Alice C. Linsley
Ethical concerns of the ancient Afro-Arabians involved binary opposites or binary sets such as east-west, male-female, day-night, hot-cold, dry-wet, raw-cooked, life-death, and heaven-earth. These sets are universally and objectively observed in creation. Not every set of opposites is a binary set. Tall-short and talent-untalented do not represent binary sets because they are entirely subjective.
There is no doubt that these peoples going back to at least the Neolithic period thought of the world in terms of observable binary sets. Further, they observed these binary sets as a fixed feature in nature. The binary sets were used to determine good and evil. Good recognized and honored the fixed boundaries observed in creation. Evil violated the boundaries observed in creation.
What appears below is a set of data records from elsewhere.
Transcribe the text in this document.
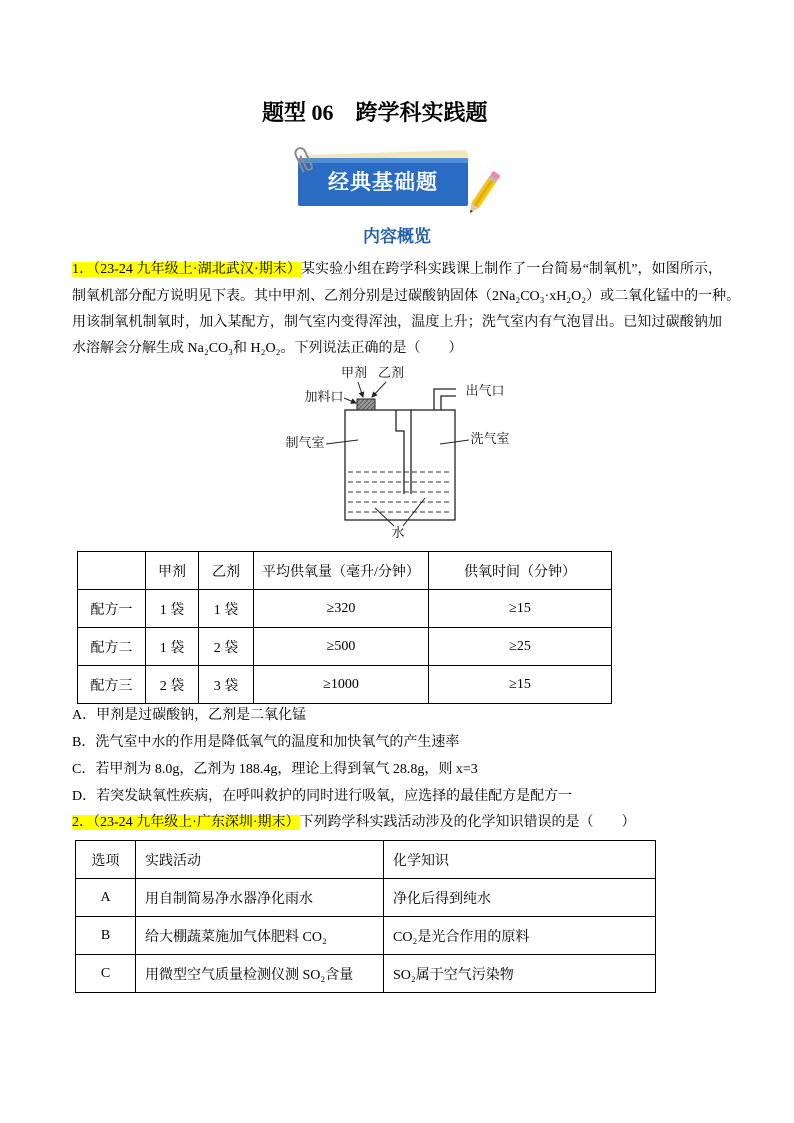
题型 06　跨学科实践题
经典基础题
内容概览
1．（23-24 九年级上·湖北武汉·期末）某实验小组在跨学科实践课上制作了一台简易“制氧机”，如图所示，
制氧机部分配方说明见下表。其中甲剂、乙剂分别是过碳酸钠固体（2Na₂CO₃·xH₂O₂）或二氧化锰中的一种。
用该制氧机制氧时，加入某配方，制气室内变得浑浊，温度上升；洗气室内有气泡冒出。已知过碳酸钠加
水溶解会分解生成 Na₂CO₃和 H₂O₂。下列说法正确的是（　　）
甲剂 乙剂
加料口	出气口
制气室	洗气室
水
	甲剂	乙剂	平均供氧量（毫升/分钟）	供氧时间（分钟）
配方一	1 袋	1 袋	≥320	≥15
配方二	1 袋	2 袋	≥500	≥25
配方三	2 袋	3 袋	≥1000	≥15
A．甲剂是过碳酸钠，乙剂是二氧化锰
B．洗气室中水的作用是降低氧气的温度和加快氧气的产生速率
C．若甲剂为 8.0g，乙剂为 188.4g，理论上得到氧气 28.8g，则 x=3
D．若突发缺氧性疾病，在呼叫救护的同时进行吸氧，应选择的最佳配方是配方一
2．（23-24 九年级上·广东深圳·期末）下列跨学科实践活动涉及的化学知识错误的是（　　）
选项	实践活动	化学知识
A	用自制简易净水器净化雨水	净化后得到纯水
B	给大棚蔬菜施加气体肥料 CO₂	CO₂是光合作用的原料
C	用微型空气质量检测仪测 SO₂含量	SO₂属于空气污染物
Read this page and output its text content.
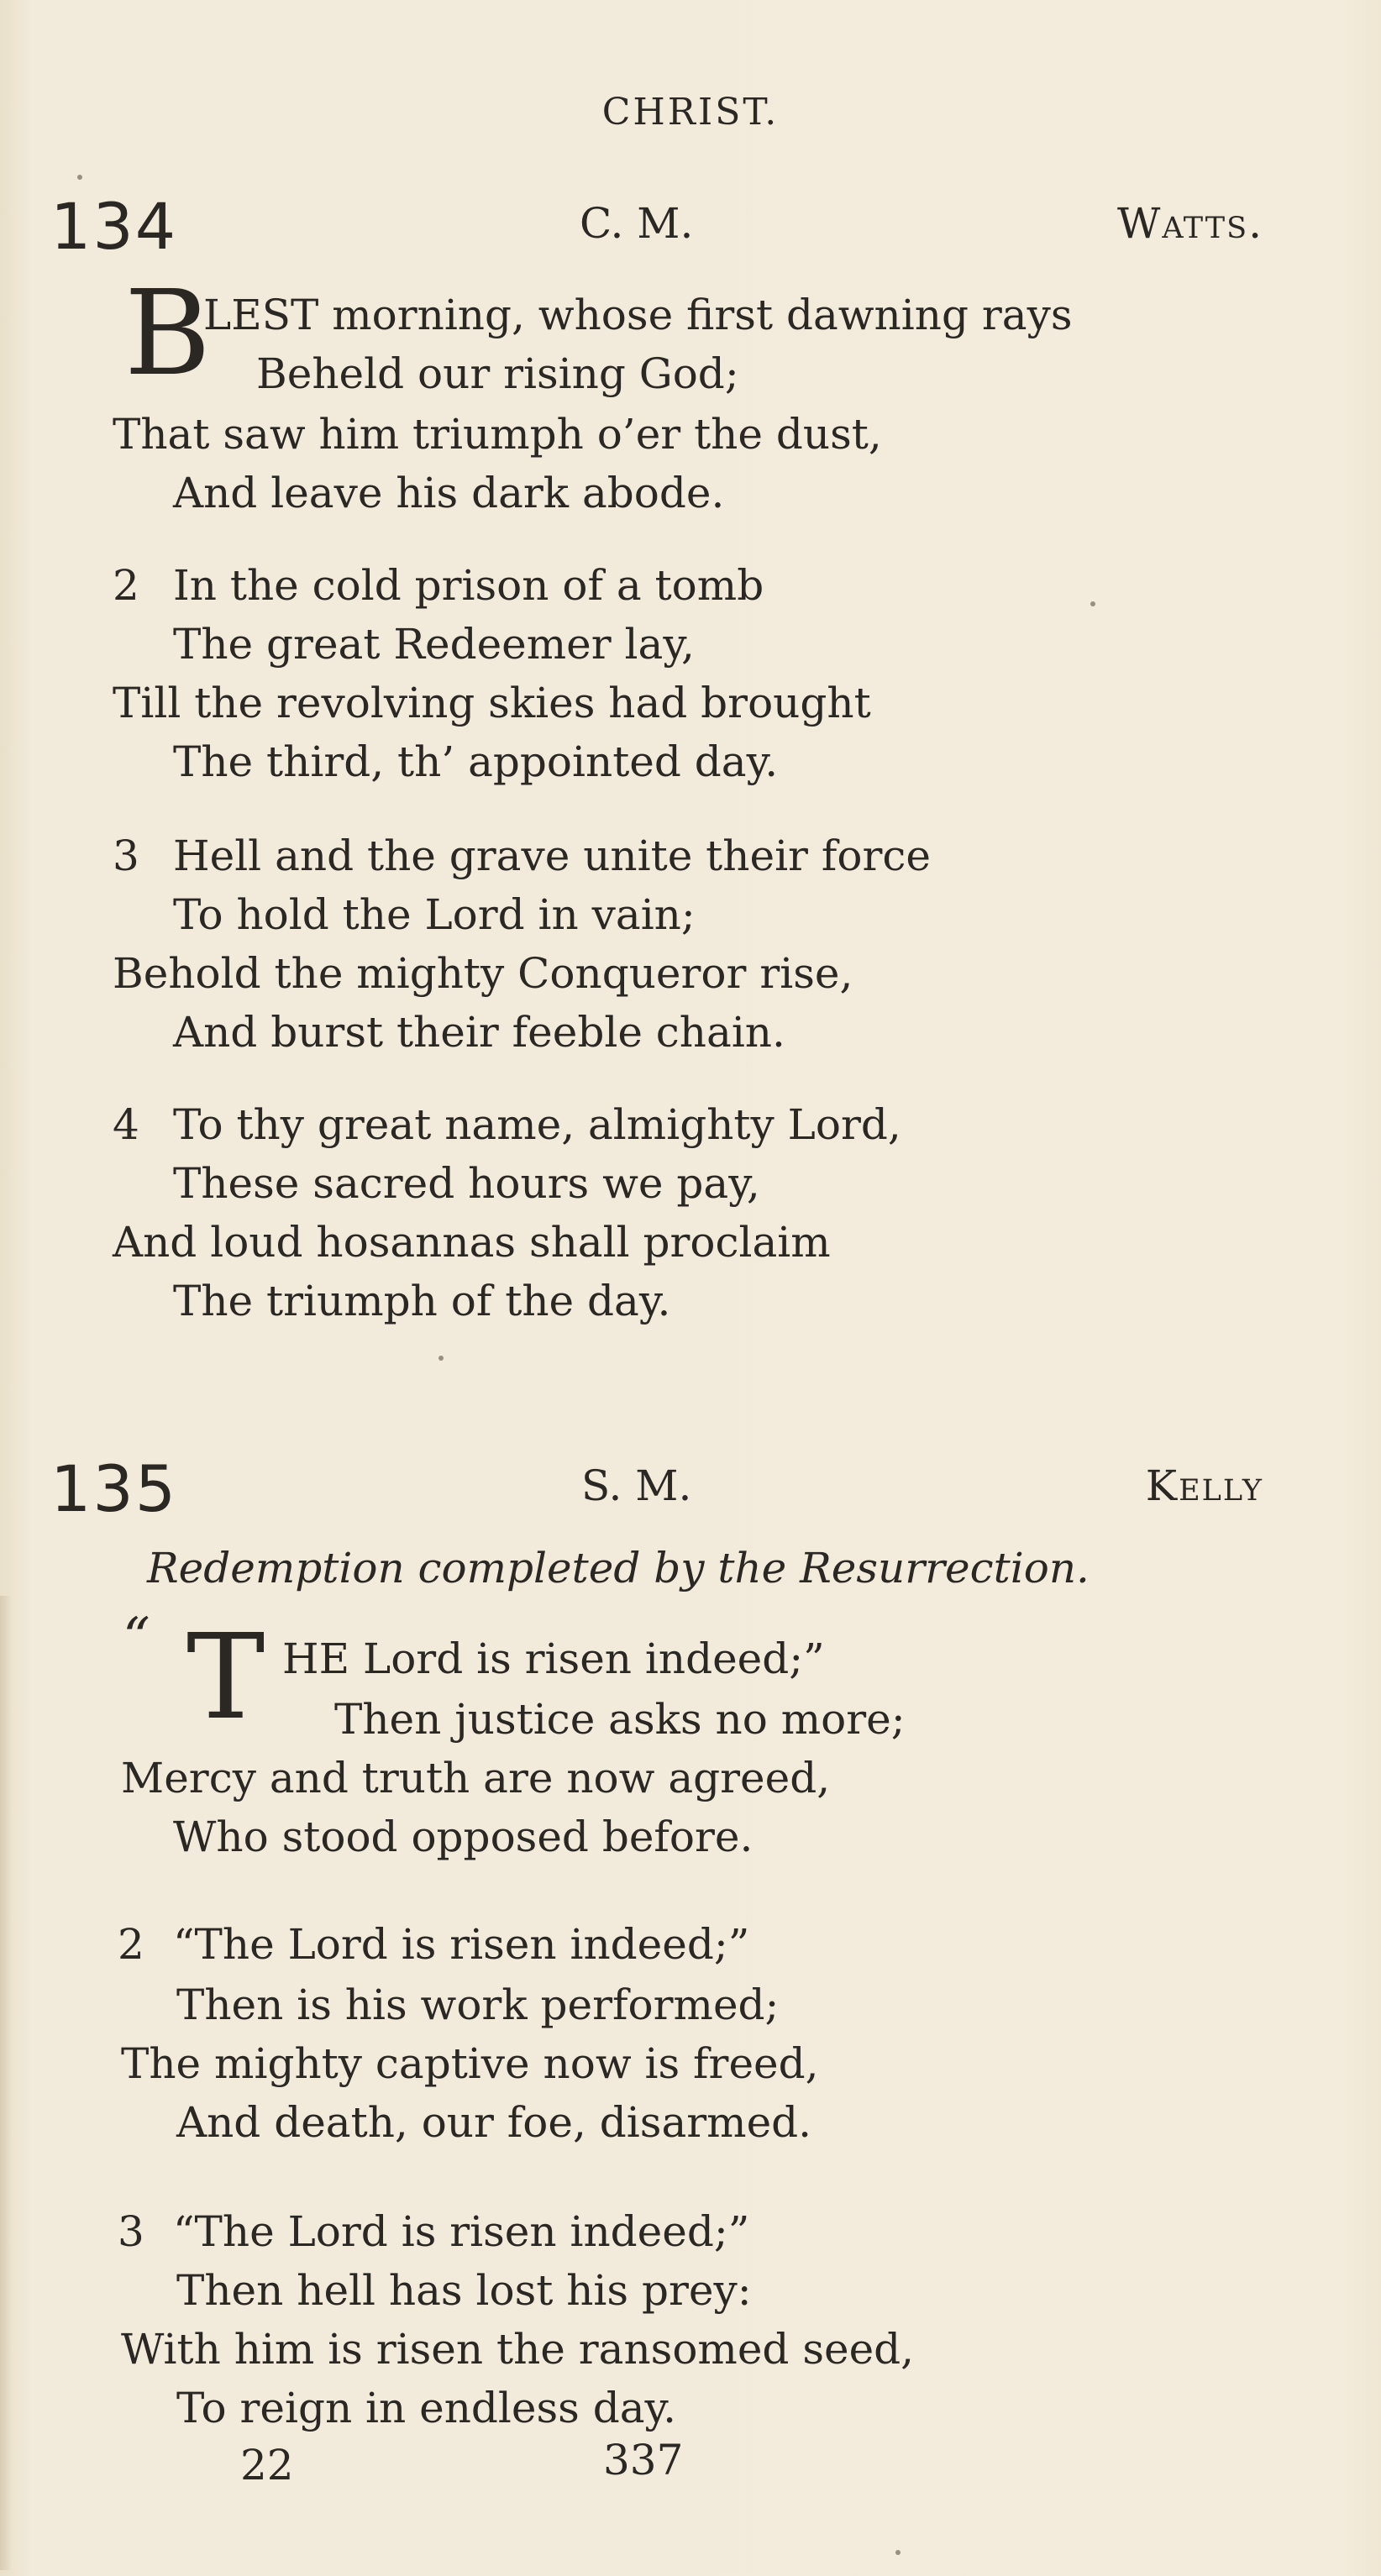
CHRIST.
134	C. M.	Watts.
B
LEST morning, whose first dawning rays
Beheld our rising God;
That saw him triumph o’er the dust,
And leave his dark abode.
2 In the cold prison of a tomb
The great Redeemer lay,
Till the revolving skies had brought
The third, th’ appointed day.
3 Hell and the grave unite their force
To hold the Lord in vain;
Behold the mighty Conqueror rise,
And burst their feeble chain.
4 To thy great name, almighty Lord,
These sacred hours we pay,
And loud hosannas shall proclaim
The triumph of the day.
135	S. M.	Kelly
Redemption completed by the Resurrection.
“ T HE Lord is risen indeed;”
Then justice asks no more;
Mercy and truth are now agreed,
Who stood opposed before.
2 “The Lord is risen indeed;”
Then is his work performed;
The mighty captive now is freed,
And death, our foe, disarmed.
3 “The Lord is risen indeed;”
Then hell has lost his prey:
With him is risen the ransomed seed,
To reign in endless day.
22	337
Good and evil were themselves opposites, but not equal. The binary worldview of the ancients was not dualistic. One member of the binary set is by its nature superior in some way to the other. So the Sun, as the greater light, is superior to the Moon. The male, as the larger and stronger, is superior to the female. Modern values and political correctness are irrelevant here. These distinctions are objective and universally observable.
Ancient peoples were close observers of nature. They recognized that seasons run in a cycle, the Sun appears to move from east to west, and people bring forth people, not plants or other animals. In other words, there is a fixed quality to the binary sets and to the cycles of nature. This is very unlike the randomness notion held by many today.
Today scientists study the sky for answers to the origins of the universe. The ancients studied the heavens because they believed that the pattern observed there speaks of the Creator's nature and how we should order our lives on earth. This is the idea behind the part of the Lord's Prayer that says "Thy will be done on earth as it is in heaven."
The binary sets also provide direction and guidance. Lacking a compass, we can watch where the Sun rises to determine east. Knowing east, we can determine the direction of west. Just as the directional poles help us to avoid disorientation, so the binary sets observed universally and objectively in Nature can help us to avoid ethical confusion.